Verhältnismäßigkeit und Grundrechte
Das Kölner Gericht akzeptierte in engen Grenzen eine permanente 24/7-Überwachung mit 14-tägiger Speicherung.
Herne hat formal einen milderen Weg gewählt: Die Kameras laufen nur zu „tatrelevanten Zeiten“, die Maßnahme ist zunächst auf einige Wochen befristet, und die Wirkung soll überprüft werden. Das spricht für die Verhältnismäßigkeit. Doch selbst dieser Pluspunkt ändert nichts an der Kernfrage: Ohne Nachweis der „zehnfachen Kriminalitätsdichte“ fehlt die Grundlage.
Besonders sensibel ist zudem der Schutz der Versammlungsfreiheit nach Art. 8 GG. Das VG Köln verlangte, dass Kameras spätestens eine Stunde vor Beginn und bis 30 Minuten nach Ende einer Versammlung vollständig abgeschaltet werden (Rn. 177 ff.). Andernfalls entstehe ein „Chilling Effect“ – Teilnehmende würden durch Überwachung abgeschreckt. Die Mitteilung der Stadt Herne schweigt hierzu. Tatsache ist, dass regelmäßig nicht nur politische Veranstaltungen am Buschmannshof stattfinden.
Bestätigung durch das OVG Münster
Die Linie des VG Köln ist mittlerweile durch das Oberverwaltungsgericht Münster (OVG Münster) bestätigt worden. In mehreren Entscheidungen u. a. vom 14. Juni 2024 (Az. 5 B 137/21, 5 B 264/21, 5 B 1289/21, 5 A 1211/23, juris, u. a.) stellte das OVG klar, dass Videoüberwachung im öffentlichen Raum nur unter engsten Voraussetzungen zulässig ist. Insbesondere betonte das Gericht erneut die Notwendigkeit empirisch belastbarer Daten und die Pflicht zur Abschaltung bei Versammlungen.

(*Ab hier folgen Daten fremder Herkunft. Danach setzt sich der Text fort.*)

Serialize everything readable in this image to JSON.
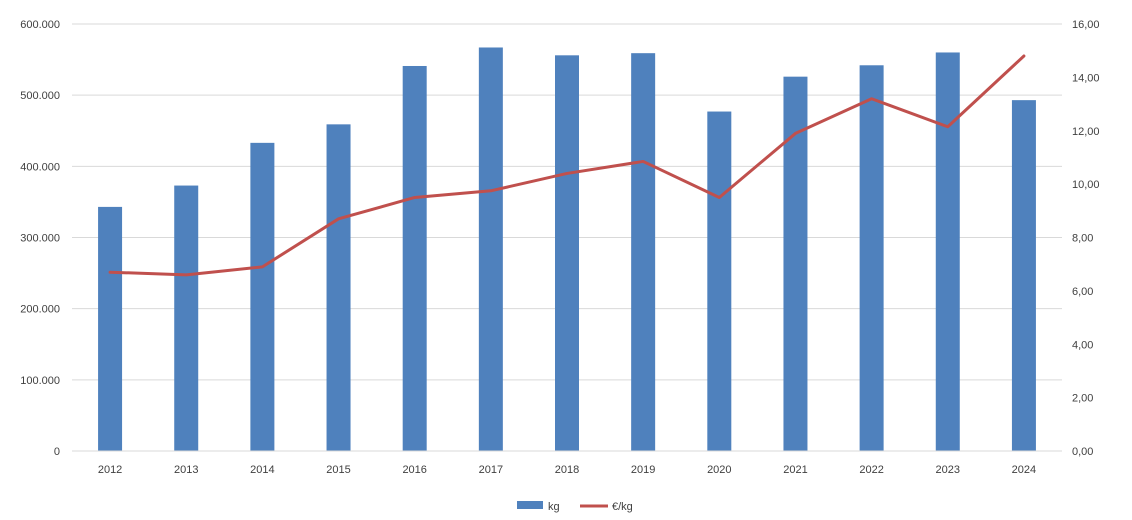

Damit ist klar: Auch wenn die Polizei Herne die Maßnahme als temporär und flexibel darstellt – die rechtlichen Hürden sind hoch, und die Chancen, diese vor Gericht zu nehmen, beträchtlich.

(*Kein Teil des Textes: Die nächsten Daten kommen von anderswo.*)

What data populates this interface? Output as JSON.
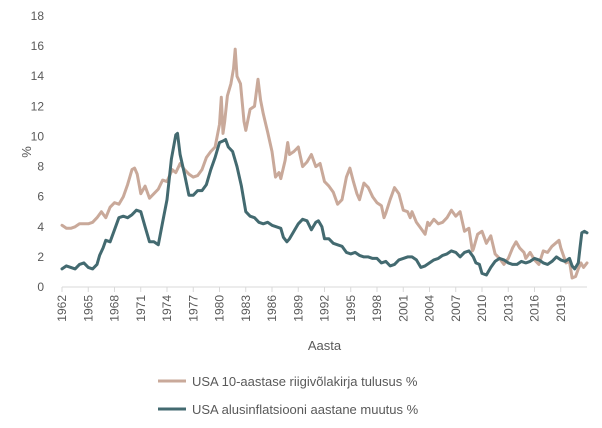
{
  "chart_data": {
    "type": "line",
    "title": "",
    "xlabel": "Aasta",
    "ylabel": "%",
    "ylim": [
      0,
      18
    ],
    "xlim": [
      1962,
      2022
    ],
    "y_ticks": [
      0,
      2,
      4,
      6,
      8,
      10,
      12,
      14,
      16,
      18
    ],
    "y_tick_labels": [
      "0",
      "2",
      "4",
      "6",
      "8",
      "10",
      "12",
      "14",
      "16",
      "18"
    ],
    "x_ticks": [
      1962,
      1965,
      1968,
      1971,
      1974,
      1977,
      1980,
      1983,
      1986,
      1989,
      1992,
      1995,
      1998,
      2001,
      2004,
      2007,
      2010,
      2013,
      2016,
      2019
    ],
    "x_tick_labels": [
      "1962",
      "1965",
      "1968",
      "1971",
      "1974",
      "1977",
      "1980",
      "1983",
      "1986",
      "1989",
      "1992",
      "1995",
      "1998",
      "2001",
      "2004",
      "2007",
      "2010",
      "2013",
      "2016",
      "2019"
    ],
    "grid": false,
    "legend_position": "bottom",
    "series": [
      {
        "name": "USA 10-aastase riigivõlakirja tulusus %",
        "color": "#c9a99a",
        "points": [
          [
            1962.0,
            4.1
          ],
          [
            1962.5,
            3.9
          ],
          [
            1963.0,
            3.9
          ],
          [
            1963.5,
            4.0
          ],
          [
            1964.0,
            4.2
          ],
          [
            1964.5,
            4.2
          ],
          [
            1965.0,
            4.2
          ],
          [
            1965.5,
            4.3
          ],
          [
            1966.0,
            4.6
          ],
          [
            1966.5,
            5.0
          ],
          [
            1967.0,
            4.6
          ],
          [
            1967.5,
            5.3
          ],
          [
            1968.0,
            5.6
          ],
          [
            1968.5,
            5.5
          ],
          [
            1969.0,
            6.0
          ],
          [
            1969.5,
            6.8
          ],
          [
            1970.0,
            7.8
          ],
          [
            1970.3,
            7.9
          ],
          [
            1970.6,
            7.5
          ],
          [
            1971.0,
            6.2
          ],
          [
            1971.5,
            6.7
          ],
          [
            1972.0,
            5.9
          ],
          [
            1972.5,
            6.2
          ],
          [
            1973.0,
            6.5
          ],
          [
            1973.5,
            7.1
          ],
          [
            1974.0,
            7.0
          ],
          [
            1974.6,
            7.8
          ],
          [
            1975.0,
            7.6
          ],
          [
            1975.5,
            8.2
          ],
          [
            1976.0,
            7.8
          ],
          [
            1976.5,
            7.5
          ],
          [
            1977.0,
            7.3
          ],
          [
            1977.5,
            7.4
          ],
          [
            1978.0,
            7.8
          ],
          [
            1978.5,
            8.6
          ],
          [
            1979.0,
            9.0
          ],
          [
            1979.5,
            9.3
          ],
          [
            1980.0,
            10.8
          ],
          [
            1980.2,
            12.6
          ],
          [
            1980.4,
            10.2
          ],
          [
            1980.6,
            11.0
          ],
          [
            1980.9,
            12.7
          ],
          [
            1981.3,
            13.5
          ],
          [
            1981.6,
            14.5
          ],
          [
            1981.8,
            15.8
          ],
          [
            1982.0,
            14.0
          ],
          [
            1982.4,
            13.5
          ],
          [
            1982.8,
            11.0
          ],
          [
            1983.0,
            10.4
          ],
          [
            1983.5,
            11.8
          ],
          [
            1984.0,
            12.0
          ],
          [
            1984.4,
            13.8
          ],
          [
            1984.7,
            12.4
          ],
          [
            1985.0,
            11.5
          ],
          [
            1985.5,
            10.3
          ],
          [
            1986.0,
            9.0
          ],
          [
            1986.4,
            7.3
          ],
          [
            1986.8,
            7.6
          ],
          [
            1987.0,
            7.2
          ],
          [
            1987.5,
            8.4
          ],
          [
            1987.8,
            9.6
          ],
          [
            1988.0,
            8.8
          ],
          [
            1988.5,
            9.0
          ],
          [
            1989.0,
            9.3
          ],
          [
            1989.5,
            8.0
          ],
          [
            1990.0,
            8.3
          ],
          [
            1990.5,
            8.8
          ],
          [
            1991.0,
            8.0
          ],
          [
            1991.5,
            8.2
          ],
          [
            1992.0,
            7.0
          ],
          [
            1992.5,
            6.7
          ],
          [
            1993.0,
            6.3
          ],
          [
            1993.5,
            5.5
          ],
          [
            1994.0,
            5.8
          ],
          [
            1994.5,
            7.3
          ],
          [
            1994.9,
            7.9
          ],
          [
            1995.3,
            7.0
          ],
          [
            1995.7,
            6.2
          ],
          [
            1996.0,
            5.8
          ],
          [
            1996.5,
            6.9
          ],
          [
            1997.0,
            6.6
          ],
          [
            1997.5,
            6.0
          ],
          [
            1998.0,
            5.6
          ],
          [
            1998.5,
            5.4
          ],
          [
            1998.8,
            4.6
          ],
          [
            1999.0,
            4.9
          ],
          [
            1999.5,
            5.8
          ],
          [
            2000.0,
            6.6
          ],
          [
            2000.5,
            6.2
          ],
          [
            2001.0,
            5.1
          ],
          [
            2001.5,
            5.0
          ],
          [
            2001.8,
            4.6
          ],
          [
            2002.0,
            5.0
          ],
          [
            2002.5,
            4.3
          ],
          [
            2003.0,
            3.9
          ],
          [
            2003.5,
            3.5
          ],
          [
            2003.8,
            4.3
          ],
          [
            2004.0,
            4.1
          ],
          [
            2004.5,
            4.5
          ],
          [
            2005.0,
            4.2
          ],
          [
            2005.5,
            4.3
          ],
          [
            2006.0,
            4.6
          ],
          [
            2006.5,
            5.1
          ],
          [
            2007.0,
            4.7
          ],
          [
            2007.5,
            5.0
          ],
          [
            2008.0,
            3.7
          ],
          [
            2008.5,
            3.9
          ],
          [
            2008.9,
            2.4
          ],
          [
            2009.0,
            2.5
          ],
          [
            2009.5,
            3.5
          ],
          [
            2010.0,
            3.7
          ],
          [
            2010.5,
            2.9
          ],
          [
            2011.0,
            3.4
          ],
          [
            2011.5,
            2.2
          ],
          [
            2012.0,
            1.9
          ],
          [
            2012.5,
            1.5
          ],
          [
            2013.0,
            1.9
          ],
          [
            2013.5,
            2.6
          ],
          [
            2013.9,
            3.0
          ],
          [
            2014.3,
            2.6
          ],
          [
            2014.8,
            2.3
          ],
          [
            2015.0,
            1.9
          ],
          [
            2015.5,
            2.3
          ],
          [
            2016.0,
            1.8
          ],
          [
            2016.5,
            1.5
          ],
          [
            2017.0,
            2.4
          ],
          [
            2017.5,
            2.3
          ],
          [
            2018.0,
            2.7
          ],
          [
            2018.8,
            3.1
          ],
          [
            2019.0,
            2.6
          ],
          [
            2019.6,
            1.6
          ],
          [
            2020.0,
            1.7
          ],
          [
            2020.3,
            0.6
          ],
          [
            2020.7,
            0.7
          ],
          [
            2021.0,
            1.2
          ],
          [
            2021.3,
            1.6
          ],
          [
            2021.6,
            1.3
          ],
          [
            2022.0,
            1.6
          ]
        ]
      },
      {
        "name": "USA alusinflatsiooni aastane muutus %",
        "color": "#436a70",
        "points": [
          [
            1962.0,
            1.2
          ],
          [
            1962.5,
            1.4
          ],
          [
            1963.0,
            1.3
          ],
          [
            1963.5,
            1.2
          ],
          [
            1964.0,
            1.5
          ],
          [
            1964.5,
            1.6
          ],
          [
            1965.0,
            1.3
          ],
          [
            1965.5,
            1.2
          ],
          [
            1966.0,
            1.5
          ],
          [
            1966.3,
            2.1
          ],
          [
            1966.7,
            2.6
          ],
          [
            1967.0,
            3.1
          ],
          [
            1967.5,
            3.0
          ],
          [
            1968.0,
            3.8
          ],
          [
            1968.5,
            4.6
          ],
          [
            1969.0,
            4.7
          ],
          [
            1969.5,
            4.6
          ],
          [
            1970.0,
            4.8
          ],
          [
            1970.5,
            5.1
          ],
          [
            1971.0,
            5.0
          ],
          [
            1971.5,
            4.0
          ],
          [
            1972.0,
            3.0
          ],
          [
            1972.5,
            3.0
          ],
          [
            1973.0,
            2.8
          ],
          [
            1973.5,
            4.3
          ],
          [
            1974.0,
            5.8
          ],
          [
            1974.5,
            8.5
          ],
          [
            1975.0,
            10.1
          ],
          [
            1975.2,
            10.2
          ],
          [
            1975.5,
            8.8
          ],
          [
            1976.0,
            7.5
          ],
          [
            1976.5,
            6.1
          ],
          [
            1977.0,
            6.1
          ],
          [
            1977.5,
            6.4
          ],
          [
            1978.0,
            6.4
          ],
          [
            1978.5,
            6.8
          ],
          [
            1979.0,
            7.8
          ],
          [
            1979.5,
            8.6
          ],
          [
            1980.0,
            9.6
          ],
          [
            1980.4,
            9.7
          ],
          [
            1980.7,
            9.8
          ],
          [
            1981.0,
            9.3
          ],
          [
            1981.5,
            9.0
          ],
          [
            1982.0,
            8.0
          ],
          [
            1982.5,
            6.7
          ],
          [
            1983.0,
            5.0
          ],
          [
            1983.5,
            4.7
          ],
          [
            1984.0,
            4.6
          ],
          [
            1984.5,
            4.3
          ],
          [
            1985.0,
            4.2
          ],
          [
            1985.5,
            4.3
          ],
          [
            1986.0,
            4.1
          ],
          [
            1986.5,
            4.0
          ],
          [
            1987.0,
            3.9
          ],
          [
            1987.3,
            3.3
          ],
          [
            1987.7,
            3.0
          ],
          [
            1988.0,
            3.2
          ],
          [
            1988.5,
            3.7
          ],
          [
            1989.0,
            4.2
          ],
          [
            1989.5,
            4.5
          ],
          [
            1990.0,
            4.4
          ],
          [
            1990.5,
            3.8
          ],
          [
            1991.0,
            4.3
          ],
          [
            1991.3,
            4.4
          ],
          [
            1991.7,
            4.0
          ],
          [
            1992.0,
            3.2
          ],
          [
            1992.5,
            3.2
          ],
          [
            1993.0,
            2.9
          ],
          [
            1993.5,
            2.8
          ],
          [
            1994.0,
            2.7
          ],
          [
            1994.5,
            2.3
          ],
          [
            1995.0,
            2.2
          ],
          [
            1995.5,
            2.3
          ],
          [
            1996.0,
            2.1
          ],
          [
            1996.5,
            2.0
          ],
          [
            1997.0,
            2.0
          ],
          [
            1997.5,
            1.9
          ],
          [
            1998.0,
            1.9
          ],
          [
            1998.5,
            1.6
          ],
          [
            1999.0,
            1.7
          ],
          [
            1999.5,
            1.4
          ],
          [
            2000.0,
            1.5
          ],
          [
            2000.5,
            1.8
          ],
          [
            2001.0,
            1.9
          ],
          [
            2001.5,
            2.0
          ],
          [
            2002.0,
            2.0
          ],
          [
            2002.5,
            1.8
          ],
          [
            2003.0,
            1.3
          ],
          [
            2003.5,
            1.4
          ],
          [
            2004.0,
            1.6
          ],
          [
            2004.5,
            1.8
          ],
          [
            2005.0,
            1.9
          ],
          [
            2005.5,
            2.1
          ],
          [
            2006.0,
            2.2
          ],
          [
            2006.5,
            2.4
          ],
          [
            2007.0,
            2.3
          ],
          [
            2007.5,
            2.0
          ],
          [
            2008.0,
            2.3
          ],
          [
            2008.5,
            2.4
          ],
          [
            2009.0,
            2.0
          ],
          [
            2009.3,
            1.6
          ],
          [
            2009.7,
            1.5
          ],
          [
            2010.0,
            0.9
          ],
          [
            2010.5,
            0.8
          ],
          [
            2011.0,
            1.3
          ],
          [
            2011.5,
            1.7
          ],
          [
            2012.0,
            1.9
          ],
          [
            2012.5,
            1.8
          ],
          [
            2013.0,
            1.6
          ],
          [
            2013.5,
            1.5
          ],
          [
            2014.0,
            1.5
          ],
          [
            2014.5,
            1.7
          ],
          [
            2015.0,
            1.6
          ],
          [
            2015.5,
            1.7
          ],
          [
            2016.0,
            1.9
          ],
          [
            2016.5,
            1.8
          ],
          [
            2017.0,
            1.6
          ],
          [
            2017.5,
            1.5
          ],
          [
            2018.0,
            1.7
          ],
          [
            2018.5,
            2.0
          ],
          [
            2019.0,
            1.8
          ],
          [
            2019.5,
            1.7
          ],
          [
            2020.0,
            1.9
          ],
          [
            2020.3,
            1.4
          ],
          [
            2020.6,
            1.2
          ],
          [
            2021.0,
            1.6
          ],
          [
            2021.2,
            2.6
          ],
          [
            2021.4,
            3.6
          ],
          [
            2021.7,
            3.7
          ],
          [
            2022.0,
            3.6
          ]
        ]
      }
    ]
  }
}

Verwaltungsversagen statt Sicherheit
Die Videoüberwachung am Buschmannshof wirkt wie ein politisches Symbol. Sie signalisiert Handlungsfähigkeit, verschleiert aber die juristische Unsicherheit. Die Maßnahme ist so lange in Kraft, bis jemand klagt. Und sollte ein Gericht entscheiden, wird sich mit hoher Wahrscheinlichkeit herausstellen: Die Überwachung ist unzulässig, weil die Polizei keine ausreichende Datengrundlage vorlegen kann.

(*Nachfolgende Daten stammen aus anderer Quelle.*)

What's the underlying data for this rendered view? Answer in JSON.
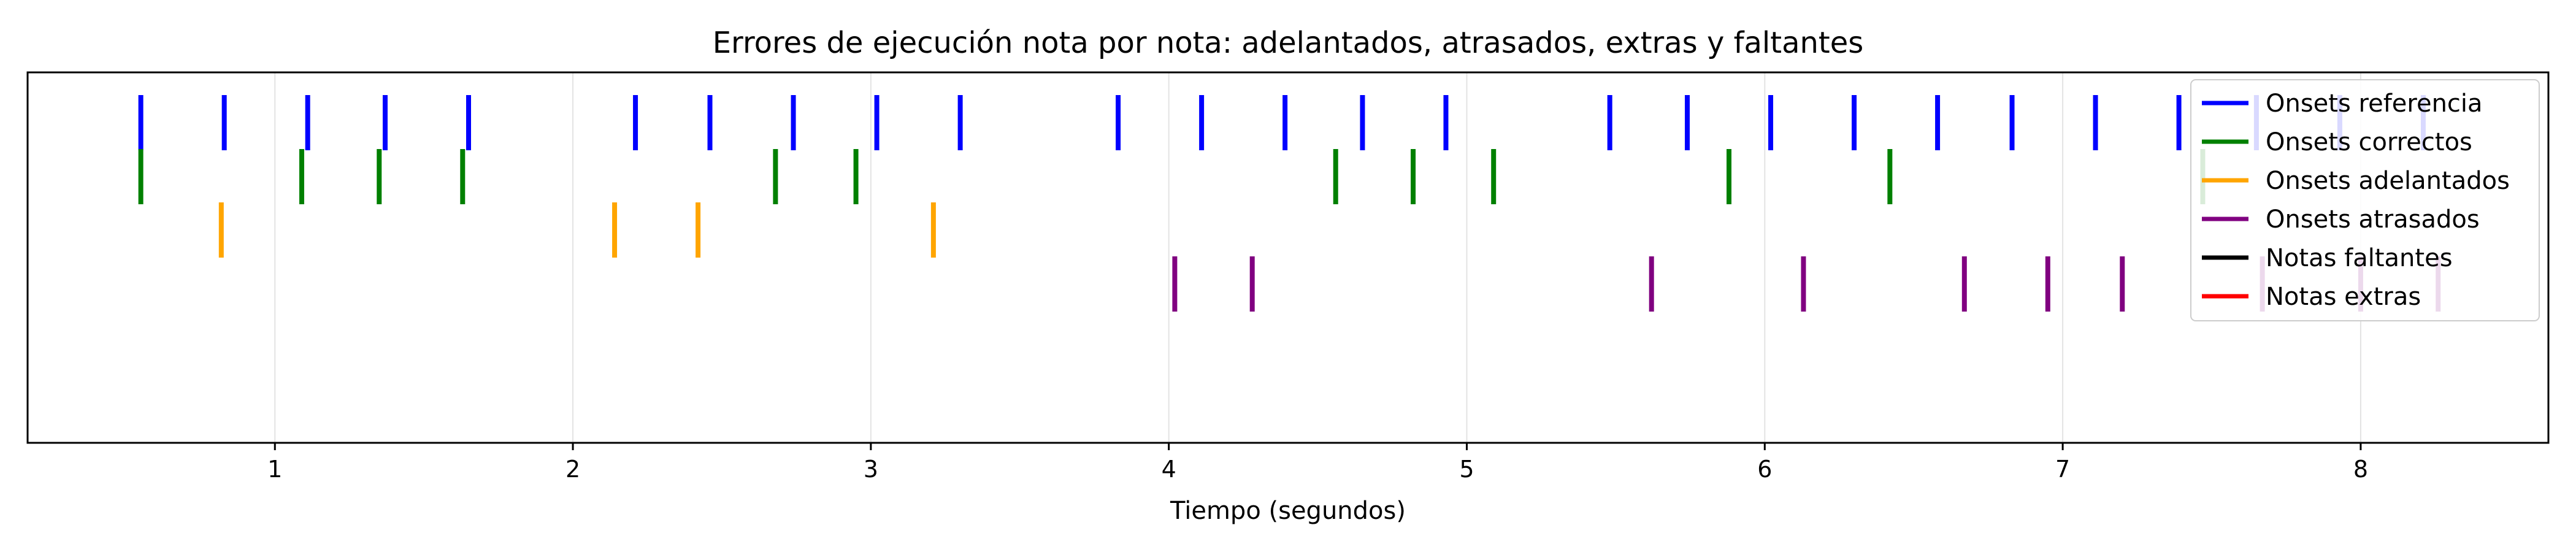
{
  "chart_data": {
    "type": "event-raster",
    "title": "Errores de ejecución nota por nota: adelantados, atrasados, extras y faltantes",
    "xlabel": "Tiempo (segundos)",
    "ylabel": "",
    "xlim": [
      0.17,
      8.63
    ],
    "xticks": [
      1,
      2,
      3,
      4,
      5,
      6,
      7,
      8
    ],
    "grid": "vertical",
    "legend_position": "top-right",
    "series": [
      {
        "name": "Onsets referencia",
        "color": "#0000ff",
        "values": [
          0.55,
          0.83,
          1.11,
          1.37,
          1.65,
          2.21,
          2.46,
          2.74,
          3.02,
          3.3,
          3.83,
          4.11,
          4.39,
          4.65,
          4.93,
          5.48,
          5.74,
          6.02,
          6.3,
          6.58,
          6.83,
          7.11,
          7.39,
          7.65,
          7.93,
          8.21
        ]
      },
      {
        "name": "Onsets correctos",
        "color": "#008000",
        "values": [
          0.55,
          1.09,
          1.35,
          1.63,
          2.68,
          2.95,
          4.56,
          4.82,
          5.09,
          5.88,
          6.42,
          7.47
        ]
      },
      {
        "name": "Onsets adelantados",
        "color": "#ffa500",
        "values": [
          0.82,
          2.14,
          2.42,
          3.21
        ]
      },
      {
        "name": "Onsets atrasados",
        "color": "#800080",
        "values": [
          4.02,
          4.28,
          5.62,
          6.13,
          6.67,
          6.95,
          7.2,
          7.67,
          8.0,
          8.26
        ]
      },
      {
        "name": "Notas faltantes",
        "color": "#000000",
        "values": []
      },
      {
        "name": "Notas extras",
        "color": "#ff0000",
        "values": []
      }
    ]
  }
}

Das eigentliche Problem liegt nicht bei den Kameras, sondern bei der Verwaltung: Hätte sie ihre Hausaufgaben gemacht und die Anforderungen aus Köln und Münster beachtet, stünde die Maßnahme auf tragfähigerem Boden. So aber bleibt sie ein Beispiel dafür, wie Aktionismus rechtliche Sorgfalt ersetzt – mit absehbaren Konsequenzen.
Man streut den Bürger:innen Sand in die Augen und suggeriert Aktionismus für eine vermeintliche Sicherheit – ohne dabei sinnvollerweise den Personalaufwand bei den Sicherheits- und/oder Ordnungskräften erhöhen zu müssen.